Penegakan hukum di Indonesia, menurut Ganjar, menimbulkan kemarahan dan kecemasan serta kegelisahan yang saat ini dirasakan oleh masyarakat.
“Saya kira itu jadi peringatan dalam konteks menjaga hukum agar berjalan lebih baik, lebih parsial dan kemudian hadir untuk semua dan itu sesuatu yang penting,” ungkapnya.
Hal ini mendapat tanggapan dari Direktur Eksekutif Indonesia Law and Democracy Studies (ILDES) Juhaidy Rizaldy, yang tidak sependapat dengan penilaian Ganjar soal penegakan hukum saat ini.

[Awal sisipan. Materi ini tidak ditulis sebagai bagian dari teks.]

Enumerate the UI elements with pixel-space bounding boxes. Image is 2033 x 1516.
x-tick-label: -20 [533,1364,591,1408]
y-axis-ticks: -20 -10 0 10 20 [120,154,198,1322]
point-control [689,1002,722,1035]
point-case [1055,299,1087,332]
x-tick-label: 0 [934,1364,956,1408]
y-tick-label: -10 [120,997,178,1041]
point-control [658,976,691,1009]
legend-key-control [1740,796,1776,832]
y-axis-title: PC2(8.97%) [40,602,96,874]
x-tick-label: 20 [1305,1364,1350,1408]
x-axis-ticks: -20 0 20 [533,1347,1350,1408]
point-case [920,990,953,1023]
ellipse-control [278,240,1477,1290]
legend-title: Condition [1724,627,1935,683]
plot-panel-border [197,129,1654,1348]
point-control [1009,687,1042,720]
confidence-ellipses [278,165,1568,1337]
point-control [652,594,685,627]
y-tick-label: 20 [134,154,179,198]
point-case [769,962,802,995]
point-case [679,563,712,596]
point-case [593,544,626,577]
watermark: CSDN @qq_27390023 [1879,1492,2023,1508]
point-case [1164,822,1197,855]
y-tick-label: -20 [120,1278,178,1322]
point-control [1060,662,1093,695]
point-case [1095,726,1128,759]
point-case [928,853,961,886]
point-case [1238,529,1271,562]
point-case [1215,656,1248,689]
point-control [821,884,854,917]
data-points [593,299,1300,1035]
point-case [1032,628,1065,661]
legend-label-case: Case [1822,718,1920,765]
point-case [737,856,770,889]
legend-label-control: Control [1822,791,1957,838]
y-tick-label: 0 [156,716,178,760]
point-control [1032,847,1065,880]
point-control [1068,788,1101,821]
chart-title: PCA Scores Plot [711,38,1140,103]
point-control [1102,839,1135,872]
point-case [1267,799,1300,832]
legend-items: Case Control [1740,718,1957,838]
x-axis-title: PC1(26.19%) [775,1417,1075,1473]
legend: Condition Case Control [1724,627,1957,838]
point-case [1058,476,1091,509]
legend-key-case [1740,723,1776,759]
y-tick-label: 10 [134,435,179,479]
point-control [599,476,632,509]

“Indikator yang dipakai oleh pak Ganjar ini apa?, saat ini ada konsep Restorative Justice yang dirasakan oleh manfaatnya masyarakat menengah kebawah. reformasi hukum dibidang ekonomi lewat UU Cipta Kerja, dan UU lainnya yang menggunakan metode Omnibus,” jelas Juhaidy.
Juhaidy menambahkan, dalam konsep negara modern, kebijakan ekonomi sangat penting, karena dunia usaha menjadi poin, pergeseran perspektif kekuasaan yang saat ini menjadikan Dunia Usaha adalah sumber kehidupan dan pilar ketiga (the third branch of power) dalam sistem kenegaraan zaman modern atau pasca modern dewasa ini.

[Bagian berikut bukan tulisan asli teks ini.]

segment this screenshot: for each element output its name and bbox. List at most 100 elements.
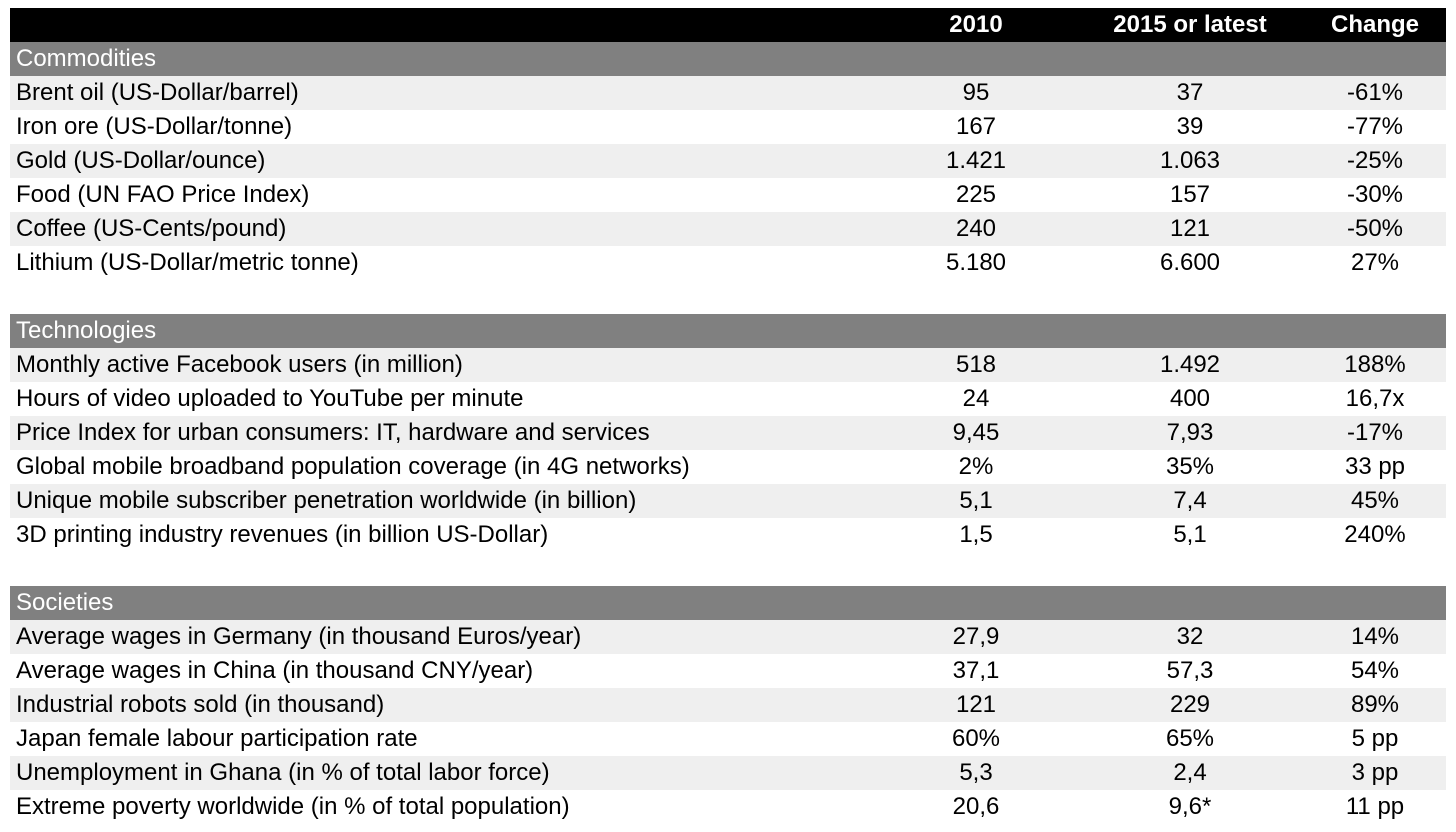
value-2010: 24 (962, 385, 990, 412)
value-change: -30% (1346, 181, 1404, 208)
value-change: -77% (1346, 113, 1404, 140)
table-row: Unemployment in Ghana (in % of total lab… (10, 756, 1446, 790)
table-row: Average wages in Germany (in thousand Eu… (10, 620, 1446, 654)
header-2015-or-latest: 2015 or latest (1113, 11, 1267, 38)
value-2015: 1.063 (1159, 147, 1221, 174)
value-2010: 5,1 (959, 487, 993, 514)
row-label: Global mobile broadband population cover… (16, 453, 690, 480)
table-row: Extreme poverty worldwide (in % of total… (10, 790, 1446, 824)
section-header-technologies: Technologies (10, 314, 1446, 348)
value-2010: 1,5 (959, 521, 993, 548)
header-2010: 2010 (949, 11, 1003, 38)
value-2010: 20,6 (952, 793, 1000, 820)
value-change: 33 pp (1344, 453, 1406, 480)
value-2015: 400 (1169, 385, 1211, 412)
value-2010: 27,9 (952, 623, 1000, 650)
header-change: Change (1330, 11, 1419, 38)
value-2015: 157 (1169, 181, 1211, 208)
value-2015: 1.492 (1159, 351, 1221, 378)
table-row: Japan female labour participation rate 6… (10, 722, 1446, 756)
row-label: Food (UN FAO Price Index) (16, 181, 310, 208)
table-row: Price Index for urban consumers: IT, har… (10, 416, 1446, 450)
row-label: Price Index for urban consumers: IT, har… (16, 419, 650, 446)
value-2015: 229 (1169, 691, 1211, 718)
value-2015: 5,1 (1173, 521, 1207, 548)
row-label: Coffee (US-Cents/pound) (16, 215, 287, 242)
value-2010: 225 (955, 181, 997, 208)
value-2010: 37,1 (952, 657, 1000, 684)
row-label: Average wages in China (in thousand CNY/… (16, 657, 534, 684)
value-change: -61% (1346, 79, 1404, 106)
value-2010: 60% (951, 725, 1001, 752)
row-label: Lithium (US-Dollar/metric tonne) (16, 249, 359, 276)
section-title: Commodities (16, 45, 157, 72)
row-label: Gold (US-Dollar/ounce) (16, 147, 266, 174)
table-row: Brent oil (US-Dollar/barrel) 95 37 -61% (10, 76, 1446, 110)
value-change: 14% (1350, 623, 1400, 650)
value-2010: 2% (958, 453, 994, 480)
value-2015: 7,4 (1173, 487, 1207, 514)
section-header-commodities: Commodities (10, 42, 1446, 76)
value-change: 188% (1344, 351, 1406, 378)
value-2015: 32 (1176, 623, 1204, 650)
value-2010: 1.421 (945, 147, 1007, 174)
value-2010: 167 (955, 113, 997, 140)
value-change: 16,7x (1345, 385, 1405, 412)
value-2015: 2,4 (1173, 759, 1207, 786)
table-row: Hours of video uploaded to YouTube per m… (10, 382, 1446, 416)
row-label: Average wages in Germany (in thousand Eu… (16, 623, 582, 650)
row-label: Japan female labour participation rate (16, 725, 418, 752)
table-row: Global mobile broadband population cover… (10, 450, 1446, 484)
row-label: Hours of video uploaded to YouTube per m… (16, 385, 524, 412)
value-2010: 518 (955, 351, 997, 378)
value-2010: 240 (955, 215, 997, 242)
row-label: Iron ore (US-Dollar/tonne) (16, 113, 293, 140)
value-change: 54% (1350, 657, 1400, 684)
row-label: 3D printing industry revenues (in billio… (16, 521, 549, 548)
section-spacer (10, 552, 1446, 586)
value-change: 89% (1350, 691, 1400, 718)
table-row: Monthly active Facebook users (in millio… (10, 348, 1446, 382)
value-2015: 35% (1165, 453, 1215, 480)
table-row: Gold (US-Dollar/ounce) 1.421 1.063 -25% (10, 144, 1446, 178)
value-change: -17% (1346, 419, 1404, 446)
section-header-societies: Societies (10, 586, 1446, 620)
value-change: 27% (1350, 249, 1400, 276)
value-2015: 9,6* (1168, 793, 1212, 820)
value-change: 5 pp (1351, 725, 1399, 752)
section-spacer (10, 280, 1446, 314)
table-header: 2010 2015 or latest Change (10, 8, 1446, 42)
value-2015: 7,93 (1166, 419, 1214, 446)
table-row: Iron ore (US-Dollar/tonne) 167 39 -77% (10, 110, 1446, 144)
value-2010: 95 (962, 79, 990, 106)
table-row: Coffee (US-Cents/pound) 240 121 -50% (10, 212, 1446, 246)
value-2015: 6.600 (1159, 249, 1221, 276)
value-2015: 57,3 (1166, 657, 1214, 684)
row-label: Unemployment in Ghana (in % of total lab… (16, 759, 550, 786)
table-row: Lithium (US-Dollar/metric tonne) 5.180 6… (10, 246, 1446, 280)
value-change: -25% (1346, 147, 1404, 174)
value-2015: 65% (1165, 725, 1215, 752)
value-2010: 5,3 (959, 759, 993, 786)
value-2010: 9,45 (952, 419, 1000, 446)
value-change: 45% (1350, 487, 1400, 514)
value-change: 240% (1344, 521, 1406, 548)
row-label: Unique mobile subscriber penetration wor… (16, 487, 637, 514)
table-row: Unique mobile subscriber penetration wor… (10, 484, 1446, 518)
value-change: 11 pp (1345, 793, 1405, 820)
value-2015: 37 (1176, 79, 1204, 106)
table-row: 3D printing industry revenues (in billio… (10, 518, 1446, 552)
row-label: Monthly active Facebook users (in millio… (16, 351, 463, 378)
data-table: 2010 2015 or latest Change Commodities B… (10, 8, 1446, 824)
value-change: 3 pp (1351, 759, 1399, 786)
table-row: Industrial robots sold (in thousand) 121… (10, 688, 1446, 722)
section-title: Societies (16, 589, 114, 616)
section-title: Technologies (16, 317, 157, 344)
row-label: Industrial robots sold (in thousand) (16, 691, 385, 718)
row-label: Extreme poverty worldwide (in % of total… (16, 793, 570, 820)
row-label: Brent oil (US-Dollar/barrel) (16, 79, 299, 106)
value-2015: 39 (1176, 113, 1204, 140)
value-2010: 121 (955, 691, 997, 718)
table-row: Average wages in China (in thousand CNY/… (10, 654, 1446, 688)
value-change: -50% (1346, 215, 1404, 242)
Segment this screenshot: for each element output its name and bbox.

“Sekitar 250an juta warga negara menggantungkan hidupnya dari dunia kerja swasta dan dunia usaha. Kebijakan ekonomi ini sangat penting, penegakan hukum saat ini lebih luasa dari itu, masa gara-gara MK yang dinilai secara subjektif, terus mengenalisir wajah hukum Indonesia,” kata Juhaidy.
Selain itu, perkembangan negara hukum cukup pesat dengan berbagai terobosan yang dilakukan oleh Pemerintah saat ini, hanya saja perlu adanya penyempurnaan untuk hal-hal yang masih kurang. “Semangat negara hukum dan tegakkan konstitusi harus tetap ada dan hidup ditengah-tengah masyarakat,” jelas Juhaidy.
“Soal Mahkamah Konstitusi itu independen dilingkungan Yudikatif, tidak ada hubungan dengan Presiden. Meski ada Putusan MKMK perihal Anwar Usman, secara konseptual MK mengadili norma dalam UU yang berlaku untuk semua orang bukan hanya satu pihak saja. Conflict of interest dalam konteks peradilan MA itu lebih pas, kalau di MK harus diteliti betul,” tegas Juhaidy.